This is a recipe I modified from the internet, and have found it to be particularly easy and effective. You will find the bones will usually dissolve away in the acidic pickle, and the thinner the fillet the more effective this process becomes.100 g sea salt
1250 ml water
500 g herring fillets
500 ml white vinegar or white wine vinegar
60 g white granulated sugar
1 Tbsp mustard seed
1 tsp grated allspice
2 Tbsp. black peppercorns
1 lemon, thinly sliced
1 medium red onion, sliced into individual rings.
Make sure the herring fillets are properly cleaned and the scales are removed with a spoon under flowing water.
1. Dissolve 100g salt in a litre of water and pour into a lidded container.
2. Add the herring fillets and leave for 24 hours in the fridge.
3. Add 250 ml water, the vinegar and sugar and spices and boil, simmering for ten minutes to release the flavours from the spice. Then allow this to cool.

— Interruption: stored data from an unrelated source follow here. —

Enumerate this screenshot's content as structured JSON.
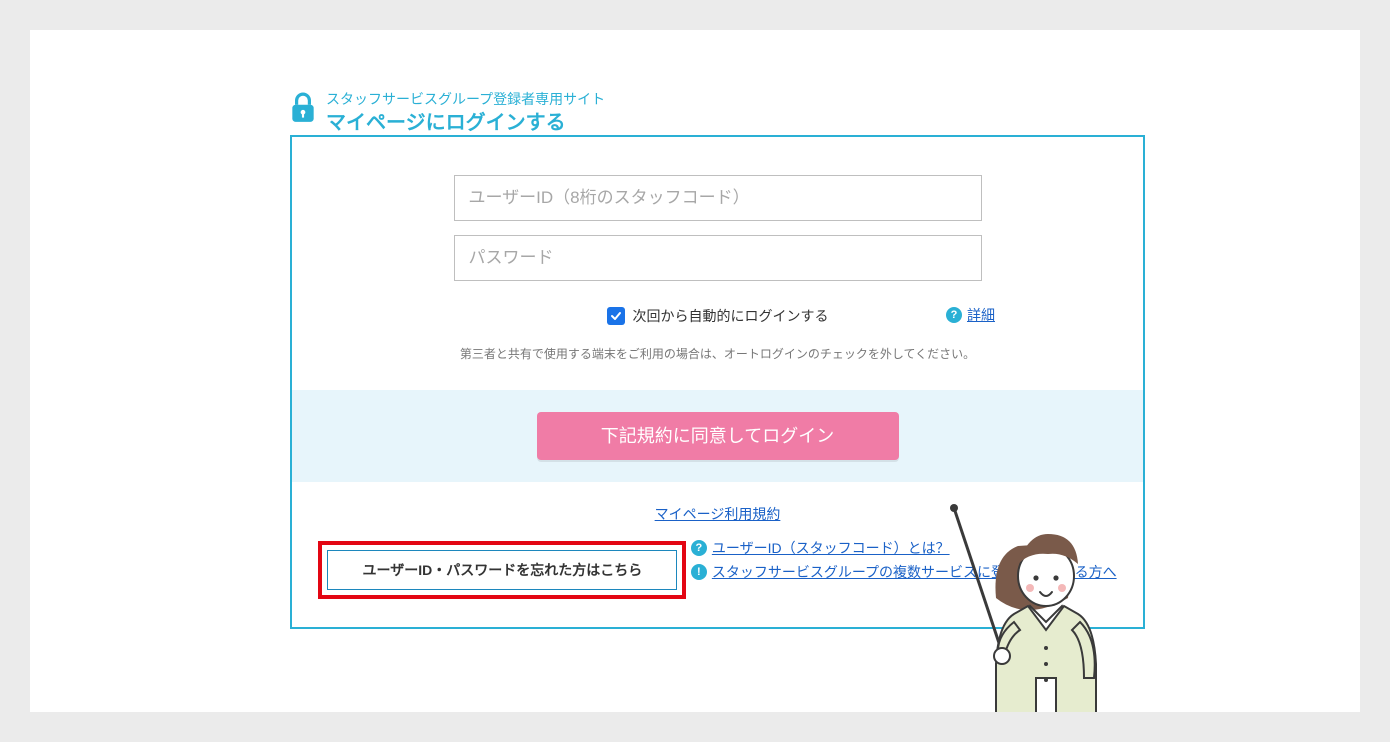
{
  "header": {
    "subtitle": "スタッフサービスグループ登録者専用サイト",
    "title": "マイページにログインする"
  },
  "form": {
    "userid_placeholder": "ユーザーID（8桁のスタッフコード）",
    "password_placeholder": "パスワード",
    "auto_login_label": "次回から自動的にログインする",
    "auto_login_checked": true,
    "detail_link": "詳細",
    "share_note": "第三者と共有で使用する端末をご利用の場合は、オートログインのチェックを外してください。",
    "login_button": "下記規約に同意してログイン"
  },
  "links": {
    "tos": "マイページ利用規約",
    "forgot": "ユーザーID・パスワードを忘れた方はこちら",
    "what_is_userid": "ユーザーID（スタッフコード）とは？",
    "multi_service": "スタッフサービスグループの複数サービスに登録されている方へ"
  },
  "icons": {
    "question": "?",
    "info": "!"
  },
  "colors": {
    "brand": "#2ab0d5",
    "button": "#f07ca6",
    "highlight_border": "#e30613",
    "link": "#1a61c7"
  }
}
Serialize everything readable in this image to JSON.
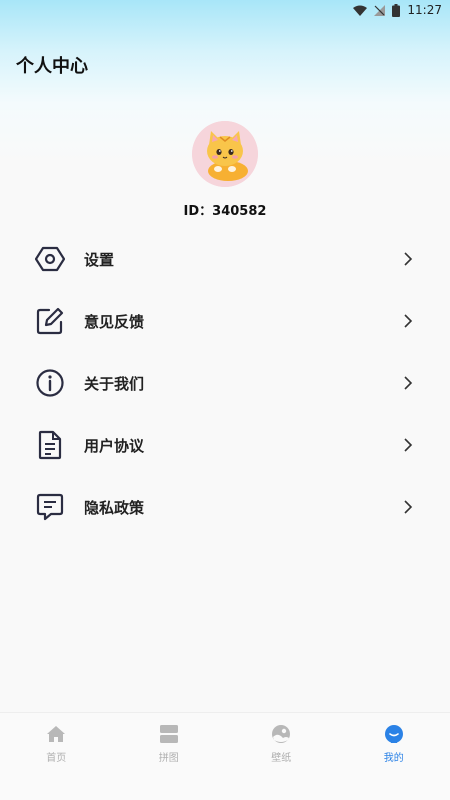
{
  "status": {
    "time": "11:27"
  },
  "header": {
    "title": "个人中心"
  },
  "profile": {
    "id_text": "ID：340582"
  },
  "menu": [
    {
      "label": "设置",
      "icon": "settings-hexagon-icon"
    },
    {
      "label": "意见反馈",
      "icon": "edit-feedback-icon"
    },
    {
      "label": "关于我们",
      "icon": "info-icon"
    },
    {
      "label": "用户协议",
      "icon": "document-icon"
    },
    {
      "label": "隐私政策",
      "icon": "privacy-chat-icon"
    }
  ],
  "tabbar": [
    {
      "label": "首页",
      "icon": "home-icon",
      "active": false
    },
    {
      "label": "拼图",
      "icon": "puzzle-icon",
      "active": false
    },
    {
      "label": "壁纸",
      "icon": "wallpaper-icon",
      "active": false
    },
    {
      "label": "我的",
      "icon": "profile-icon",
      "active": true
    }
  ],
  "colors": {
    "accent": "#2b82e6",
    "inactive": "#b0b0b0",
    "icon_dark": "#2b2d42"
  }
}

4. To sterile jars add some herring fillets, a couple of lemon slices and a generous amount of onion. Pour the cooled pickle into the jars and then add the spices left behind from the pickle, equally distributed between the jars.
5. Seal the jars and refrigerate, where they will last up to five weeks.

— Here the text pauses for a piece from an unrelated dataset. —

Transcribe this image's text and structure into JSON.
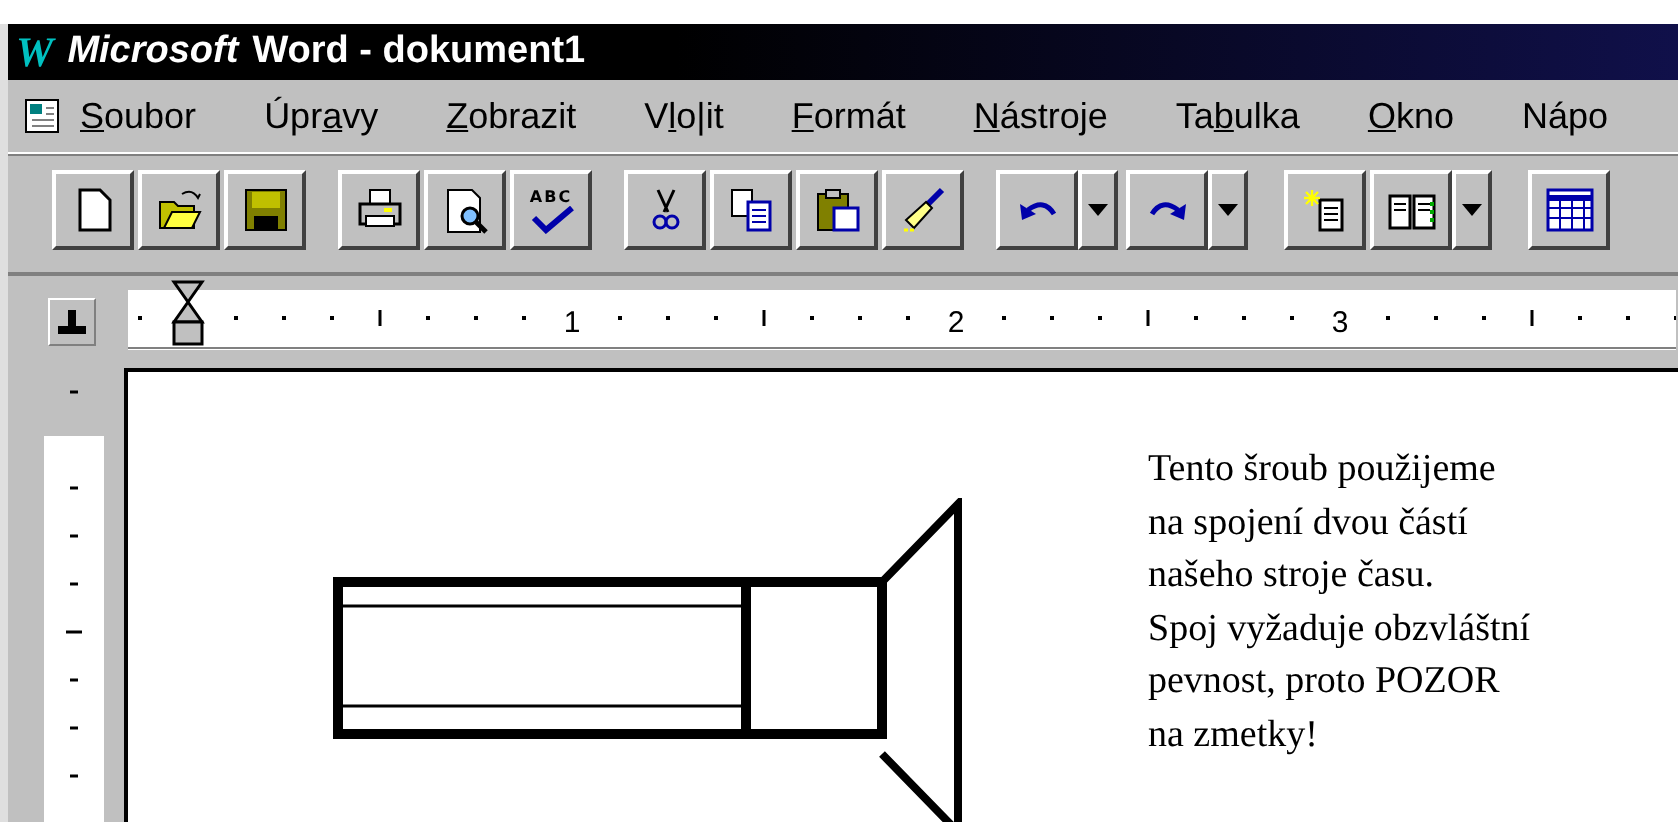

Rollmops are basically the same recipe. There are millions of recipes for rollmops, some using salt and sugar, no vinegar. If this is the case it really is important to get the bones out.
Chopping gherkin, ginger and celery and adding this to the marinade. Then the herring fillets can be laid skin side down and the solid parts of the marinade spooned in the fillet, then rolled and held in position with a toothpick.